Do they yodel in the USA ? Arthur Miles (with some excursions in throat singing)21 September 2008
Thanks to Diane for the guest post. I wasn’t in the mood (and didn’t have time) to write last week because I was busy nursing my boyfriend who was victim of a hit-and-run car accident. He’s ok now, even if he can’t move a lot around, his foot being in a cast. I think it’s a coincidence but this week’s songs are really sad though they will make you travel on the trails of the Texas cowboys and the herders of the steppes of Tuva.
Arthur Miles, a Texan cowboy, created in the 1920s a style of overtone singing, similar to the sygyt style of the steppes of Central Asia (see below). He recorded Lonely cowboy (part I and II) in Dallas around 1927 for Victor. He is the only artist I heard until now who can yodel and throat sing in the same song ! Both songs are really gloomy, and so are the yodels and throat singing. There’s not a lot of info about him but on this page, you’ll find a very interesting interview of Pat Conte (from the Secret Museum of Mankind cd’s) speaking about Arthur Miles. There’s a modern interpretation of the song by stigandr aka big bro Clifton on youtube, with the lyrics of part II.
Throat singing is a technique “in which the singer manipulates the harmonic resonances created as air travels from the lungs, past the vocal folds, and out the lips to produce a melody” (definition from wikipedia).
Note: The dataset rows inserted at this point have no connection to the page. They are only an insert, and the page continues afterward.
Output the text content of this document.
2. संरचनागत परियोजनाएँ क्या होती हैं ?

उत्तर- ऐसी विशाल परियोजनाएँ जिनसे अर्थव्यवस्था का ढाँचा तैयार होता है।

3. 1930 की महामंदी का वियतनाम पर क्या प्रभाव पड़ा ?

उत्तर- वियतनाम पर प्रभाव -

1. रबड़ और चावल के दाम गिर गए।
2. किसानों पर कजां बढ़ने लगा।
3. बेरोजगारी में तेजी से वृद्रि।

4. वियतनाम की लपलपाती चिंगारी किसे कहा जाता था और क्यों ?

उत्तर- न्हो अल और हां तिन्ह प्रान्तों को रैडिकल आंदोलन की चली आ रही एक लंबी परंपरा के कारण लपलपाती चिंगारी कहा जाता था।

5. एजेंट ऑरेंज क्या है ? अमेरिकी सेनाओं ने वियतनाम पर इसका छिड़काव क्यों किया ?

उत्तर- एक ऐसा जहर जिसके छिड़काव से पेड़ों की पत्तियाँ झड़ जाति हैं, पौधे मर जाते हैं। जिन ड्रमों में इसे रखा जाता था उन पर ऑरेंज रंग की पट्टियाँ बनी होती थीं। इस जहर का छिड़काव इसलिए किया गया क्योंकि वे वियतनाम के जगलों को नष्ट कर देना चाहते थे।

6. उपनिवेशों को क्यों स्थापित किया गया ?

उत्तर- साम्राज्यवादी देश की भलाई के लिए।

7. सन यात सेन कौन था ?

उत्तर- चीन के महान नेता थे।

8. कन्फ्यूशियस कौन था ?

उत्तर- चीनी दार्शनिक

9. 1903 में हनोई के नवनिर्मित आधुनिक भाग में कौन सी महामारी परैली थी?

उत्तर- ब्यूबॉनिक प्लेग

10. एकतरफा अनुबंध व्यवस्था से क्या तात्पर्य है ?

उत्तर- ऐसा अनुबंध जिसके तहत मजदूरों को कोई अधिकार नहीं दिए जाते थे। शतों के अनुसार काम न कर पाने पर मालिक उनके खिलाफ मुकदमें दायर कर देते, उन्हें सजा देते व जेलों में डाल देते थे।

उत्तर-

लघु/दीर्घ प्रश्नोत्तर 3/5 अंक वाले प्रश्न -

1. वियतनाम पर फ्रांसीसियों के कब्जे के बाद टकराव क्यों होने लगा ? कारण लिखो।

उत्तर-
It is mostly known from the singers of Mongolia or Tuva but it is used in all parts of the world like Sardinia, South Africa or by the Inuit people.
There were other artists who did something like overtone singing: Richard Burnett from Kentucky is one of them and you can hear it a little bit in Ladies on the Steamboat, where he plays banjo and Leonard Rutherford plays fiddle in old time style. It sounds more like “dingdongdingding” but some sources (listen to Pat Conte) say he could do the throat singing, he just never recorded it at the time. The song was issued in 1927 on Columbia. You can see them on the first picture.
To end this post, I’ll travel to the other side of the world with one of my favourite Tuva songs, Igor’s solo by Chirgilchin (on the second picture), on their Collectible album. Igor Koshkendey has mastered six different styles of throat singing, is inventing some more himself and has won the Grand Prix of the International Throat Singing Competition in 1998, 2000, and 2002. This song is very sad, just with the bayan (russian accordeon) and you feel transported far far away in the steppe when listening to it.